The A1 officially assumed its western route in 1993, with completion of the Newcastle Western Bypass and opening of the Blaydon Bridge on 3 December 1990. The Gateshead Western Bypass, forming the southern part of this western route, was renumbered from A69 to its current A1 number

== Related changes to the A1 in Yorkshire and County Durham ==
Historically, the A1 followed its current route to just north of Boroughbridge, then following the route of the current A168 at Dishforth to Topcliffe (south west of Thirsk. It then followed the route of the current A167, crossing the A61 near Carlton Miniott, then continuing as the A167 via Kirby Wiske, Northallerton, Great Smeaton, Dalton-on-Tees to the border between North Yorkshire and County Durham, crossing the Tees at Croft-on-Tees.

Beyond Croft-on-Tees, the original A1 continued to follow the current route of the A167 through Darlington, Durham, and Chester-le-Street before reaching Birtley.

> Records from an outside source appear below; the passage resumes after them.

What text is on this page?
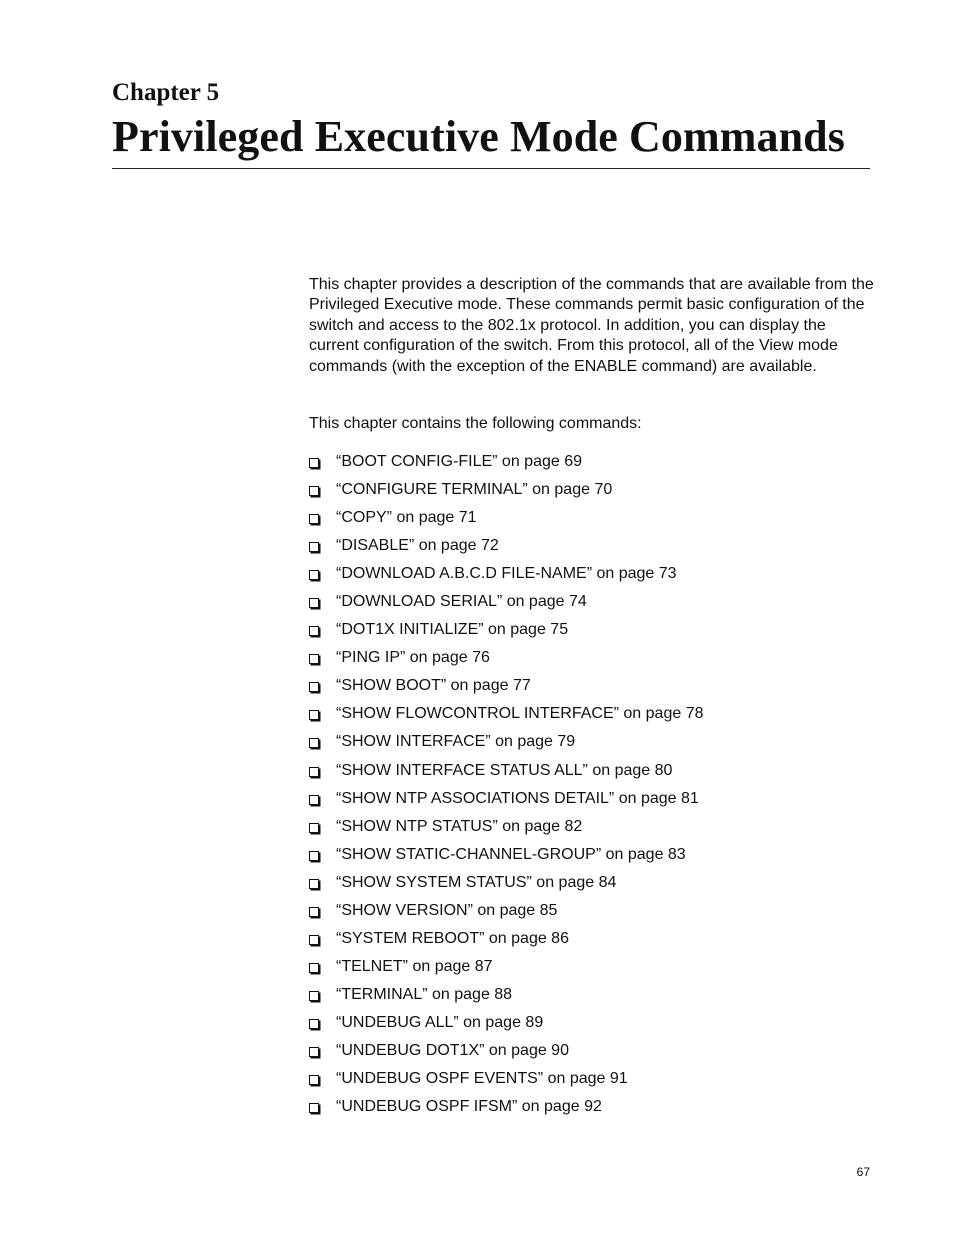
Chapter 5
Privileged Executive Mode Commands

This chapter provides a description of the commands that are available from the Privileged Executive mode. These commands permit basic configuration of the switch and access to the 802.1x protocol. In addition, you can display the current configuration of the switch. From this protocol, all of the View mode commands (with the exception of the ENABLE command) are available.

This chapter contains the following commands:

“BOOT CONFIG-FILE” on page 69
“CONFIGURE TERMINAL” on page 70
“COPY” on page 71
“DISABLE” on page 72
“DOWNLOAD A.B.C.D FILE-NAME” on page 73
“DOWNLOAD SERIAL” on page 74
“DOT1X INITIALIZE” on page 75
“PING IP” on page 76
“SHOW BOOT” on page 77
“SHOW FLOWCONTROL INTERFACE” on page 78
“SHOW INTERFACE” on page 79
“SHOW INTERFACE STATUS ALL” on page 80
“SHOW NTP ASSOCIATIONS DETAIL” on page 81
“SHOW NTP STATUS” on page 82
“SHOW STATIC-CHANNEL-GROUP” on page 83
“SHOW SYSTEM STATUS” on page 84
“SHOW VERSION” on page 85
“SYSTEM REBOOT” on page 86
“TELNET” on page 87
“TERMINAL” on page 88
“UNDEBUG ALL” on page 89
“UNDEBUG DOT1X” on page 90
“UNDEBUG OSPF EVENTS” on page 91
“UNDEBUG OSPF IFSM” on page 92
67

Until 1993, the Chester-le-Street to Birtley section was the southern portion of the A6127 before being renumbered A167.

This section is now bypassed by the A1(M) from Dishforth to Birtley. The Dishforth to Barton section was dual carriageway trunk road numbered A1 until the Dishforth to Leeming section was upgraded to motorway in 2012, with the Leeming to Barton upgrade finally being completed in 2018.